AGL’s Kaluza deal will level the playing field with its chief rival Origin Energy, which has successfully invested in a similar digital retailing technology called Kraken, owned by European energy retailer Octopus Energy.
Origin Energy acquired a 20 per cent stake in Octopus in 2020 for just over $500 million, and adopted Kraken as its retail platform. The platform’s success and the question marks over its true value helped scuttle Canadian funds giant Brookfield Asset Management’s ultimately unsuccessful $20 billion takeover bid for the retailer in 2023.
AGL’s investment will give it a 20 per cent stake in Kaluza, valuing the pioneering software platform at about $US500 million. AGL, Australia’s largest energy retailer, said the rollout of the digital retailing platform to its customer base is expected to unlock between $70 million to $90 million in pre-tax cash savings annually from 2029.
Kaluza chief executive Melissa Gander said the platform automated billing processes, gave retailers greater flexibility and allowed them to tailor energy usage for customers by interpreting the data provided by smart metres.
“[It] allows retailers to connect to devices in customers’ homes, whether that’s their EV, heat pump, a battery, and then allows us to understand the state of that device, whether it’s plugged in, whether it’s charged,” said Gander.
“It also allows us to bring in market feeds of data to ensure that we have the most up-to-date price curves within the Kaluza platform, and also respond to any grid events.”
The technological wizardry of digital retailing has several benefits for big energy producers and their customers. It gives the companies the ability to automatically store power when prices are low in home batteries or electric vehicles, creating a “virtual power plant” from which they can then sell the energy back to the electricity grid when prices are high. That ensures customers obtain power at the lowest price and sell it when demand is at a peak.
It also enables generators and retailers to pay customers to use less electricity at peak times, shedding large energy loads that would otherwise need to be supported by more costly coal-fired power, and helping grid owners stabilise the peaks and troughs of demand and supply as the world heads towards a renewable energy future.
AGL already has a relationship with Kaluza.

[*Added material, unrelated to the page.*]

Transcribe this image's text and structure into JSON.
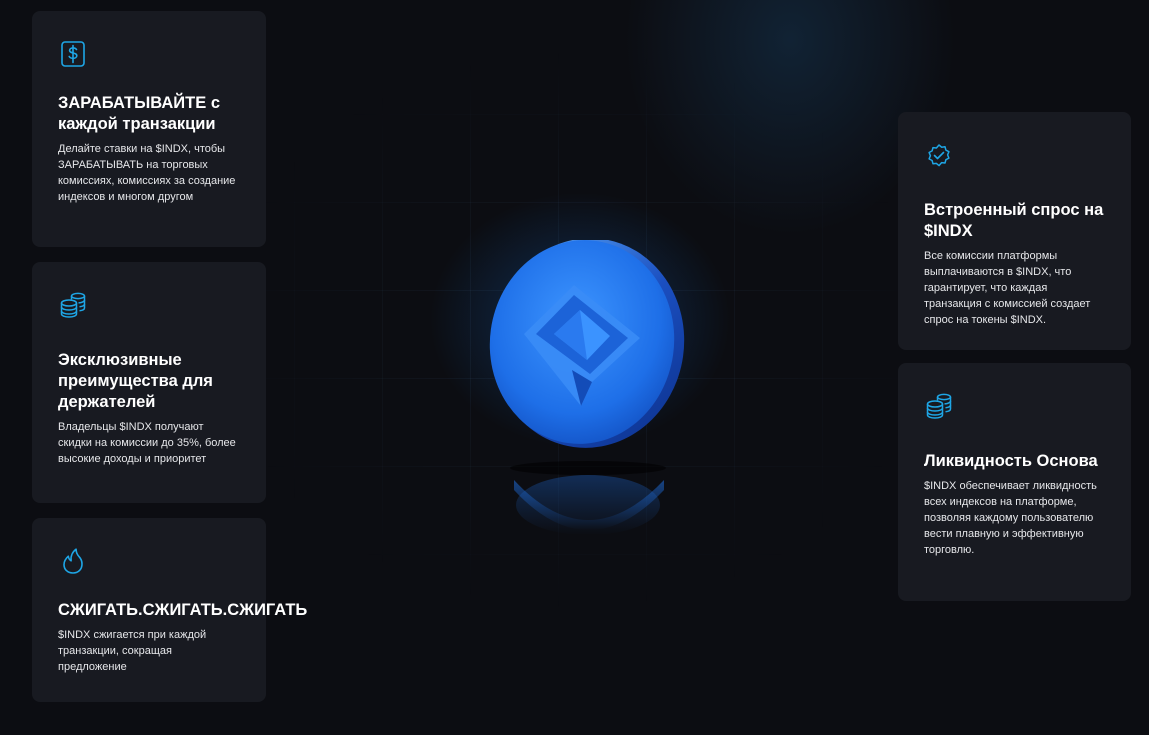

It took a 51 per cent interest in UK retailer OVO Energy’s Australian arm in 2021. OVO developed the Kaluza software.
AGL now fully owns OVO Energy Australia and last year migrated all its 80,000 customer services onto the Kaluza platform.
Kaluza says its software enables energy utilities to reduce costs by automating various customer operations, and adds value by optimising energy usage across millions of connected customer devices.
“The technology market is changing materially with the emergence of new core utility platforms offering greater flexibility and speed,” AGL’s managing director and chief executive Damien Nicks said.
“Kaluza will enable AGL to be the energy utility of choice for Australian consumers as they make informed decisions that will power the energy transition.”
AGL said its investment will be funded with cash and the capital it provides will accelerate Kaluza’s growth and international expansion.
AGL is part of a global consortium that secured one of six federal permits last month allowing it to conduct feasibility studies in an area off the Gippsland coast where it wants to build one of the nation’s first offshore wind farms.
The company is under pressure from investors, including billionaire climate activist Mike Cannon-Brookes, to bring forward its exit from coal-fired power generation and boost spending on renewables.